Pour cette femme de gauche, la montée de l’extrême droite, à commencer par la France, où la liste de Jordan Bardella caracole en tête des sondages, autour de 30 %, reste au travers de la gorge. D’autant qu’elle voit, sur place, au Parlement européen à Bruxelles ou à Strasbourg, la faible activité parlementaire des élus RN, dont ils sont accusés par leurs adversaires. L’eurodéputé RN, Thierry Mariani, lui, s’en défend.

« Leur montée est inquiétante, mais c’est aussi terrible car ce sont des gens qui ne font rien ! Bardella sait où sont la cantine et la salle de musculation. Il a déposé quoi, 21 amendements ? Moi, sans être chef de groupe, j’en ai déposé quasiment 4000… Ils ne font rien, sont incapables de pondre une idée. A part la question de l’immigration, on ne voit pas ce qu’ils défendent, ce qu’ils portent » attaque Aurore Lalucq. « Ils viennent juste à Strasbourg. A chaque fois qu’on vote un texte, c’est un amendement de suppression… », ajoute encore cette proche de Raphaël Glucksmann.

« On ne se laisse pas griser par les sondages »

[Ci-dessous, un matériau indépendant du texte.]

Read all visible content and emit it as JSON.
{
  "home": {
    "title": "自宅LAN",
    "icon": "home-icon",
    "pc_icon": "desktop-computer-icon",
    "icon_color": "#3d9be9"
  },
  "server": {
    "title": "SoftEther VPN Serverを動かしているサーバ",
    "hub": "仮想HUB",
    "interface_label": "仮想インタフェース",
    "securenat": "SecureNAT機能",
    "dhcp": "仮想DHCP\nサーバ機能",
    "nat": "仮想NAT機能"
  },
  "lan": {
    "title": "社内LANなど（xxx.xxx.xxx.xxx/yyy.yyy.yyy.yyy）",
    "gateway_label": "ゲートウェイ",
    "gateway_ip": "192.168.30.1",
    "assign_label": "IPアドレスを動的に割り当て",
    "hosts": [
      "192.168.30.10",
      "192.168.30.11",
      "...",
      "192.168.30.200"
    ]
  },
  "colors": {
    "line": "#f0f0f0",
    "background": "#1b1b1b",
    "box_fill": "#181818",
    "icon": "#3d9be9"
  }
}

Si avec 13 à 14 % d’intentions de vote, elle reste très loin du niveau du Rassemblement national, la liste PS-Place Publique peut nourrir quelques sérieux espoirs pour le scrutin du 9 juin. Plusieurs sondages la donnent à touche-touche avec la liste de la majorité présidentielle de Valérie Hayer. Un croisement des courbes causerait un petit tremblement de terre en macronie comme à gauche. Mais Aurore Lalucq l’assure, elle et ses amis socialistes gardent la tête froide. « Les sondages, ce n’est pas un résultat. On sent qu’il y a une bonne dynamique sur le terrain. Mais on ne se laisse pas griser », jure la candidate. Avec sa quatrième place sur la liste, Aurore Lalucq est assurée pour sa part de retrouver les bancs du Parlement européen pour cinq années de plus.